Mabel Cooper was one of the leading lights of this new generation of people with learning difficulties.   She was born in London, where her mother lived on the street.  The pair were picked up by the authorities, and sent to separate institutions, and her mother subsequently disappeared.  Mabel spent her childhood in various children’s homes.  She did not attend school, and consequently did not learn to read and write.  Later she was labeled as having learning disability and sent to St Lawrence’s Hospital, a long-stay institution in Caterham, Surrey, which she lived for the next 20 years.

“I moved to St Lawrence’s when I was seven, because they only took children what went to school in this home.  And I never went to school so I had to move.  In them days they gave you a test.  You went to London or somewhere because they’d give you a test before they made you go anywhere.”

“When I first went in there, even just getting out of the car you could hear the racket.  You think you’re going to a madhouse.  When you first went there you could hear people screaming and shouting outside.  It was very noisy but I think you do get used to them after a little while because it’s like verywhere that’s big.  If there’s a lot of noise, and they had like big dormitories, didn’t they?”

A similar institution played a much smaller role in my own life, because my father was the GP for Manor House Hospital in Aylesbury, a smaller, residential hospital for people with intellectual disability.  Every Christmas Day from as early as I can remember, my dad and I would visit the wards – or “houses’, as they were called – and meet the residents and staff.   Later, I worked at Manor House during my year off before University, and in my vacations.  I remember a friendly, cheerful place, which was clean and warm and seemed benign.   As you toured the hospital, you encountered a cross-section of the intellectual disability population, ranging from people who were profoundly impaired, lacked speech and barely interacted with you, through to Bierton House, which was where people who had mild intellectual disability lived.   Many of these folks were great communicators and very engaging, and they always interacted with my father and myself.  One of them, David Seward, became a family friend and would come for tea at my home from time to time.  It was this group in particular who one felt should never have been in an institution in the first place.

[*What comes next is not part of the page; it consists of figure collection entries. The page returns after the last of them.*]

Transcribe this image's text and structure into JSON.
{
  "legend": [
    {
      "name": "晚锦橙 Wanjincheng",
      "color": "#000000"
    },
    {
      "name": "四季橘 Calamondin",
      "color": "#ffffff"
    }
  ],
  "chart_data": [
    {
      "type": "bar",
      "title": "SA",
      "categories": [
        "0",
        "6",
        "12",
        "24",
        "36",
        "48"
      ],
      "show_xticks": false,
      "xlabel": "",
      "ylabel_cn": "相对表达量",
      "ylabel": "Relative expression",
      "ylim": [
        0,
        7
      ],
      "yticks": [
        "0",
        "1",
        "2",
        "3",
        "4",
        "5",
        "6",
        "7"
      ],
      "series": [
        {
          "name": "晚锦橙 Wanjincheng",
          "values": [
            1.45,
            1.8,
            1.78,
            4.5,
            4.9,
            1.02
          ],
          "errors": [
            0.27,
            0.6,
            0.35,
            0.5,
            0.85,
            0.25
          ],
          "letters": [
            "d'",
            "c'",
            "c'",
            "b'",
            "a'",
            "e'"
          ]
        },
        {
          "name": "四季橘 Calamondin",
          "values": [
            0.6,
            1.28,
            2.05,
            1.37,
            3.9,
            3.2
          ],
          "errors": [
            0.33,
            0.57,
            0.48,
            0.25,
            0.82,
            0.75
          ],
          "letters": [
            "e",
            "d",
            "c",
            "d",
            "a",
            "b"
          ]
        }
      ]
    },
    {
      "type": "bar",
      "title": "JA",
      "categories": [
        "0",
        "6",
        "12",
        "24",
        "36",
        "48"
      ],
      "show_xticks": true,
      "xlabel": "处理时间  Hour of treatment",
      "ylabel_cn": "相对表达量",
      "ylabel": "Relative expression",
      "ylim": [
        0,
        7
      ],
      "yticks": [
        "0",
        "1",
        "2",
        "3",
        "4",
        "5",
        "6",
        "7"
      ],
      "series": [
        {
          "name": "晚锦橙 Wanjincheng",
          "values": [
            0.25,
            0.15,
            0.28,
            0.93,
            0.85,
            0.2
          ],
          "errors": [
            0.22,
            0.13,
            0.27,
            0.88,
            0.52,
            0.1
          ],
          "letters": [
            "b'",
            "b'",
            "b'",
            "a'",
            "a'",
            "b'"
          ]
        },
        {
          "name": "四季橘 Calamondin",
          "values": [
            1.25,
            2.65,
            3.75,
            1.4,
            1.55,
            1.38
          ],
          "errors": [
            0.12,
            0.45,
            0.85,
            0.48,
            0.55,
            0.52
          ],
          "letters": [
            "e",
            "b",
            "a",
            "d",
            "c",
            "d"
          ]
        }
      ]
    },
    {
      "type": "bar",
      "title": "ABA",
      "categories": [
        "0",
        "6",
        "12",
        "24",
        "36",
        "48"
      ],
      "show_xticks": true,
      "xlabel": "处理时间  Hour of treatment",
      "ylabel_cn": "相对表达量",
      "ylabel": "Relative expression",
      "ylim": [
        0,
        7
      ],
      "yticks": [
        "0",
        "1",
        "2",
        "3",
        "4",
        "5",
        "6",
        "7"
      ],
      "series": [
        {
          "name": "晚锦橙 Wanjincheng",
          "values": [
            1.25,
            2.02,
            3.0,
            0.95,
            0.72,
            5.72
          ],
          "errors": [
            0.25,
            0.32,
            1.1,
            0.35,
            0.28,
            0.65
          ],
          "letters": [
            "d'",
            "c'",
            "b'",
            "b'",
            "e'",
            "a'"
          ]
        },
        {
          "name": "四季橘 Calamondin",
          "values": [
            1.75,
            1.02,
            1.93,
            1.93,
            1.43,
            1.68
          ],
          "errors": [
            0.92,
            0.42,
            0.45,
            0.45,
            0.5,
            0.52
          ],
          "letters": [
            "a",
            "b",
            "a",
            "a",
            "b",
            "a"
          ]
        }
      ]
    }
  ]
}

Mabel  Cooper, who I never had the opportunity to meet, seems to have been such a person.  Mabel left  St Lawrence’s Hospital in 1977 to live in the community.  Later, the hospital was completely closed down, and she was given the honour of pressing the button to blow it up.  She was adamant that large institutions should never be allowed in future. 

Cooper had become an intellectual disability celebrity through her work with Croydon People First, a self-advocacy group.  She eventually became chair of London People First.  In both roles, she supported other people with learning difficulties to be heard.  She collaborated with Dorothy Atkinson and other researchers at the Open University, who helped people with learning difficulties to research and tell their stories as part of the Life History Project. 

Mabel  Cooper’s own life story was published in Forgotten Lives (1997), and inspired many readers with and without learning difficulties.  Mabel went into schools to  talk to children and young people about the discrimination and bullying which people with learning difficulties face.  With Dorothy Atkinson, she also presented at conferences.  She seems to have been a very charismatic person, who used humour to get her points across and changed perceptions about intellectual disability. 

As recognition for her work, Mabel Cooper was awarded an honorary degree by the Open University, during a ceremony at the Barbican in London in 2010.   As  Dorothy Atkinson has written in a tribute for The Guardian, Mabel

“had a tremendous ability to draw on personal experience to tell stories that, written or spoken, engaged and inspired her readers and listeners in many walks of life.”

The inclusion of her obituary in the Radio 4 Last Word programme, after she died of cancer in April 2013, is another example of how this ordinary woman with intellectual disability achieved unprecedented recognition and made an extraordinary impact.